Friday, March 8, 2013

Running Reduces Your Desire For Money

Did the title get your attention? Sure did get mine. How is this possible?  Well, there have been published studies to show that aerobic exercise can suppress our desire to eat, lessen the urge of a smoker to smoke etc. But money? Do we want less money after running? You gotta be kidding me. Please read on to find our more.

A group of German researchers conducted the following study. 48 men were randomly divided in two groups. One group ran at low to moderate intensity on a treadmill for 30 minutes. The other group performed light stretching and doing arm circles (or placebo exercises). The subjects played a monetary incentive game an hour after exercise while an MRI monitored their brain activity. The subjects had to press buttons as quickly as possible in order to win an euro or prevent themselves from losing an euro.
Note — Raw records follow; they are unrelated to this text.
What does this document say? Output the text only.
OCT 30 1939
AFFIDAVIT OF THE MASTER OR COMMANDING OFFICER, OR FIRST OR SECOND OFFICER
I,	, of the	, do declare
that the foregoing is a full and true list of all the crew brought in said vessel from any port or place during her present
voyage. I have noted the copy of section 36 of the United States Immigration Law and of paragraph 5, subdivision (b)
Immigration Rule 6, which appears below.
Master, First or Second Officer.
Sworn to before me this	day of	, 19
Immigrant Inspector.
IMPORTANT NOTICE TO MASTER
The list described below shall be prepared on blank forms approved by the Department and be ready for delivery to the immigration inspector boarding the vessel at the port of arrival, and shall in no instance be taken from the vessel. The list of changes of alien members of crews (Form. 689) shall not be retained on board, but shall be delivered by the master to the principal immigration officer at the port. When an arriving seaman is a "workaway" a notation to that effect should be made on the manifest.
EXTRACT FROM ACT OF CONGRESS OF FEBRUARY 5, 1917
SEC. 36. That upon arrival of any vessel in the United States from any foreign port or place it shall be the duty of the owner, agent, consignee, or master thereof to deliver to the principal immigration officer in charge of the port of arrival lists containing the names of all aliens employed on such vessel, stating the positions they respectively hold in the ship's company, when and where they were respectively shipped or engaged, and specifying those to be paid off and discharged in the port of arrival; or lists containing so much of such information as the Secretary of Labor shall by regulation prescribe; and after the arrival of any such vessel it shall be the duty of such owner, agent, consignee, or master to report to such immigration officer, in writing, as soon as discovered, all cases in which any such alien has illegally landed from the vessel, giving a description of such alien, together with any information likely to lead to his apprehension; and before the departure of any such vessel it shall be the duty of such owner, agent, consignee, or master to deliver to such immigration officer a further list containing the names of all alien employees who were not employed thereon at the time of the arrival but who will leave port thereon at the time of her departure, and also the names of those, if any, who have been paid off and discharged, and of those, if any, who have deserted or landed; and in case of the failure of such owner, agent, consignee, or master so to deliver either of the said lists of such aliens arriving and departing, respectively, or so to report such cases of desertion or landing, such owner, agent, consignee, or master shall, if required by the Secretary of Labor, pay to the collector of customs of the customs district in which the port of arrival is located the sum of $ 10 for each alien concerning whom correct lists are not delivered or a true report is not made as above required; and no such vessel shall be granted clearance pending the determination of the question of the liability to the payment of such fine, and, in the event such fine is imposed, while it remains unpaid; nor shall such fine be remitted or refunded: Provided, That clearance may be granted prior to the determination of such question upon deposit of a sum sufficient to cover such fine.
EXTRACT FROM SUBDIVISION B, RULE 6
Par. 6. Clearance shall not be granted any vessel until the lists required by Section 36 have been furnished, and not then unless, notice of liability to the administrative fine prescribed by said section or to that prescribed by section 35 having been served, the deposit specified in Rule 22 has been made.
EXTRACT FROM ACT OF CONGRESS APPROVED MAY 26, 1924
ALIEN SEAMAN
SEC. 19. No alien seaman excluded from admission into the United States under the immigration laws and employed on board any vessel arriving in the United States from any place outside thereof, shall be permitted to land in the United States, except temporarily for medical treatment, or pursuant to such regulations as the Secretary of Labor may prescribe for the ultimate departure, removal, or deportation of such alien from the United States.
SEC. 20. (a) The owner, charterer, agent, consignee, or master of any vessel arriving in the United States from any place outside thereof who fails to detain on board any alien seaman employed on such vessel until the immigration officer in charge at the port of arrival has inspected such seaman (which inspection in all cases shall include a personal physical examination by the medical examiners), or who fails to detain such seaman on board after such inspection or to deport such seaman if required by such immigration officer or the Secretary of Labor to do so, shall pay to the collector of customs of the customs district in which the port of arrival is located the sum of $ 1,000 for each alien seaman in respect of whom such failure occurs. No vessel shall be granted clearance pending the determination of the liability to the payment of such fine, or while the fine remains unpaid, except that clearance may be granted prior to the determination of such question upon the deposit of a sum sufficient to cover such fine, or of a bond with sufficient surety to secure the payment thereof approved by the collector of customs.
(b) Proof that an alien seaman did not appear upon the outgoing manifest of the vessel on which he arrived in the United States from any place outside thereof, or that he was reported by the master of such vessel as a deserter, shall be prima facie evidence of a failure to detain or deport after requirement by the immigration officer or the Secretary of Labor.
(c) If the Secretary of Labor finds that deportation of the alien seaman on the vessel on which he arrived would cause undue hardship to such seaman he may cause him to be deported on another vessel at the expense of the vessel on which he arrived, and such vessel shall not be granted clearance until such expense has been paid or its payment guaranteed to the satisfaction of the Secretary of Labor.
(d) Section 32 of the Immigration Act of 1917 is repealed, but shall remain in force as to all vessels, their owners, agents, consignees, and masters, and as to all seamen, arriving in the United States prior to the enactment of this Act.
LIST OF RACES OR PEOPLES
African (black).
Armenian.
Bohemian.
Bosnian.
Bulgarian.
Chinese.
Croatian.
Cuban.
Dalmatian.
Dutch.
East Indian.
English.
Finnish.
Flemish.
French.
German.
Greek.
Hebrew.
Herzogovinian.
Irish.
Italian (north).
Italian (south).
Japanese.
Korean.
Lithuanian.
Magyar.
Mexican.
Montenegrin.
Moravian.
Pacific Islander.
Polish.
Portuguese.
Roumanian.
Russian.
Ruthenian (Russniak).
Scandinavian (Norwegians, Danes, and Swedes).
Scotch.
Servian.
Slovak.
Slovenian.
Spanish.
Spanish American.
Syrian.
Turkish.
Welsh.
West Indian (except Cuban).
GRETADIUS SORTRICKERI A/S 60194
Each subject had to do this 75 times.

The researchers found that the men who had ran earlier had lower cravings for cash. This is likely due to the rush of dopamine (a feel good chemical) that follows exercise (which explains the runner's high too). Dopamine is a driving force in your brain's reward system. Although the desire for money also comes with a rise in dopamine levels, the spike triggered after exercise overrides it, well, at least for a few hours.

Now I know why when I was younger (and training/ running a lot harder) that money wasn't that important to me. All I wanted to do then was to be the best athlete that I could be. So if you're thinking of going to the casino to try your luck, don't run before that.

Email me if you want a copy of the article.

Bothe N, Zschucke E, Dimeo F et al (2013). Acute Exercise Influences Reward Processing In Highly Trained and Untrained Men. Med and Sci in Sports and Ex. 45(3): 583-591.